Kasper Schmeichel, Stuart Dallas, Leeds United connection and why some non-English views of England at Euro 2020 are changing
For the non-English, when it comes to England and Euro 2020 you can be Kasper Schmeichel, Stuart Dallas or a bit of both.
The former Leeds United goalkeeper’s response to a somewhat oddly phrased question about his desire to stop ‘it’ from ‘coming home’ was mild teasing but, of course, it stirred something in the hearts of those who would dearly love to see England fail, as much as it did in the hearts of those desperate to see the Three Lions triumph.
“Has it ever been home? I dunno, have you ever won it?” he asked the English journalist on Denmark’s pre-game press call.
There was a grin on his face because he knew he was being a little mischievous, but the Danish No 1 did go on to make the point that, compared with the thought of what a Euro 2020 triumph would do for his country and his people, breaking English hearts simply isn’t a motivation.
“To be honest, I haven’t given any thought to what it would mean to stop England, more what it would do for Denmark,” he said.
“I’ve focused very little on the England national team; it doesn’t really mean anything to me. It’s what it would do for our country back home.”
Although the song itself is about clinging on to belief and hope despite the natural pessimism and despair that creeps in after 28 consecutive major tournaments without a trophy, the chorus and that one line ‘it’s coming home’ that has been belted out every four - or five - years since 1996, has come to represent something else in the minds of many outside England, or even those like Schmeichel who live and work here but do not call this their country.
It has become somewhat disassociated with the self-deprecating but optimistic tone with which it was first sung and, when the suggestion is made that it should mean something to England’s opposition, it takes on a different tone, one more associated with Rio Ferdinand’s hubristic declarations or what the Irish, Scottish, Welsh and most others around the world have historically perceived as English arrogance.
The tournament might be partly hosted by England, but it’s not all about England and that had to be running through Schmeichel’s mind as he closed his eyes briefly as that question was formed.
For years at Windsor Park, Northern Ireland fans would give as resounding a rendition of God Save The Queen as any at Wembley, and then cheer if the half-time scores read out on by the stadium announcer revealed England were losing.
It was intensely difficult to like certain England teams and certain English players and, as each major tournament arrived, it was nigh on impossible to avoid the feeling that this country believed it had some divine right to win the thing.
None of that could be said of Gareth Southgate and this England team, however.
Make no mistake, there will be a great proportion of the United Kingdom’s population taking great delight if Ferdinand’s bold prediction falls flat on its face and he’s left crestfallen on Sunday night because it yet again has refused to come home.
But it’s harder to wish misfortune on this England team. They’re different.
Southgate has to take an enormous amount of credit for just how likeable his squad is, because he opened the doors and let the world in to see them in their true light.

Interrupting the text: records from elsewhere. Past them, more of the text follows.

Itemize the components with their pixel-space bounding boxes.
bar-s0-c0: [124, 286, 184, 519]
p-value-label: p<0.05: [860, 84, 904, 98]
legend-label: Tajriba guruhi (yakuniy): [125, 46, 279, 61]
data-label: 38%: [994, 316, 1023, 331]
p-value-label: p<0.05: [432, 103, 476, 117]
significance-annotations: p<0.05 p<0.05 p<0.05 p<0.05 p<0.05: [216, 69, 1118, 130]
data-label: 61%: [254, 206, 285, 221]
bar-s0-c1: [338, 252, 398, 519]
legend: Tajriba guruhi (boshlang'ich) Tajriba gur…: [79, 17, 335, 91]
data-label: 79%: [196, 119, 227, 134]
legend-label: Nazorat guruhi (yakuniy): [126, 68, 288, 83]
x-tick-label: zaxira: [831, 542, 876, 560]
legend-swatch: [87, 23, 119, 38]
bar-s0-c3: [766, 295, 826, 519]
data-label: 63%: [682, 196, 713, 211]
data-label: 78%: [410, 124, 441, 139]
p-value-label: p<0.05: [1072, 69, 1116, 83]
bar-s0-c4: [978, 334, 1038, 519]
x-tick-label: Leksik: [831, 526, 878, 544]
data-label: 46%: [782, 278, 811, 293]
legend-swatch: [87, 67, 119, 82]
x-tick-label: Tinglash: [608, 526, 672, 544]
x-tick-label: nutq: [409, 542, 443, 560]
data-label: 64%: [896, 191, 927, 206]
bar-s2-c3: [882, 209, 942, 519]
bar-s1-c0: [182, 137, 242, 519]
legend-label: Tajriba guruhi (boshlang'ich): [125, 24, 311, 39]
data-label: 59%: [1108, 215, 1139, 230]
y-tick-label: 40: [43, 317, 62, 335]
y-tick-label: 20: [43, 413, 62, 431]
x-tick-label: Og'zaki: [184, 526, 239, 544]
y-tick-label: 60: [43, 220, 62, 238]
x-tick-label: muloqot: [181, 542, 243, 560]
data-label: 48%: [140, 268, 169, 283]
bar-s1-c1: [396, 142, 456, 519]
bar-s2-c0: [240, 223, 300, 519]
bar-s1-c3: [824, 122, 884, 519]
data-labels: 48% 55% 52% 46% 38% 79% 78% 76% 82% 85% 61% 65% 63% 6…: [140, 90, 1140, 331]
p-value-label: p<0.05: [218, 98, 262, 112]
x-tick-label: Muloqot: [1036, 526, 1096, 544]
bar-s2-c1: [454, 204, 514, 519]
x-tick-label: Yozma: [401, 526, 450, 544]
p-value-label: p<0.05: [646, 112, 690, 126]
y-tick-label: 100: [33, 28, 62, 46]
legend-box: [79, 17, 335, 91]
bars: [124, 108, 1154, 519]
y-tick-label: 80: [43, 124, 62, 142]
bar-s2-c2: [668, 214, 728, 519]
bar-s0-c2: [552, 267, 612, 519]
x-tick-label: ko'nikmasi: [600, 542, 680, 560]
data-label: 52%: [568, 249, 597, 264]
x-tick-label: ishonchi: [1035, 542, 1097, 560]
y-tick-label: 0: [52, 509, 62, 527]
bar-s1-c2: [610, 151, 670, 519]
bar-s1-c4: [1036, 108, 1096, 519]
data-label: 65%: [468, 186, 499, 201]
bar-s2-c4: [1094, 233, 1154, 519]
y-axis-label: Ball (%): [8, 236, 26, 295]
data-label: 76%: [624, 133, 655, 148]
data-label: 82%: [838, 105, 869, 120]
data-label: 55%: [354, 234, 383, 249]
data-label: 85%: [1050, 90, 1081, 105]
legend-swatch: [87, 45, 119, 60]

The basketball challenges, Bukayo Saka on an inflatable unicorn, sleepy Jack Grealish, Jude Bellingham and Jadon Sancho’s appreciation for just how special everything is for them right now and, of course Kalvin Phillips, his story and the smile he only wipes off his face at game time.
Access to daily life in the England camp and the personalities inside it, for the supporter, has surely not been so consistent and so fulsome for decades.
By permitting the social media clips, the diary room, the Lion’s Den show and even the darts showdowns with members of the press, Southgate has given everyone the chance to see what his players are really like. They’re likeable. They aren’t the baddies. Maybe, if this approach had been taken years ago, we would all have come to love John Terry and Michael Owen. Maybe.
Add Marcus Rashford’s sideline in delivering results for the nation’s children, Raheem Sterling’s success in the face of unfair media treatment and Southgate’s own redemption story and suddenly it feels like there are more reasons to will England to win than to hope they lose again.
Dallas, who, believe it or not, is Northern Irish, went public with his support for England on Twitter and took some flak for it but, having lived in England for so long and had children born here, he feels a connection to the country.
His team-mate’s presence in Southgate’s dressing room is another very good reason to wish England well. Phillips represents the very best of this country, backed by a loving family and still so tightly tethered to humble roots.
When he or Declan Rice talk to the media, there is no hint of a superiority complex.
As Luka Modric said, if there is English arrogance at play in this tournament, it isn’t being carried by the squad.
In any case, it would be quite something for the city of Leeds, its club and its daily newspaper to boast another English major tournament winner.
So good luck England. Bring it home, then sing a new song.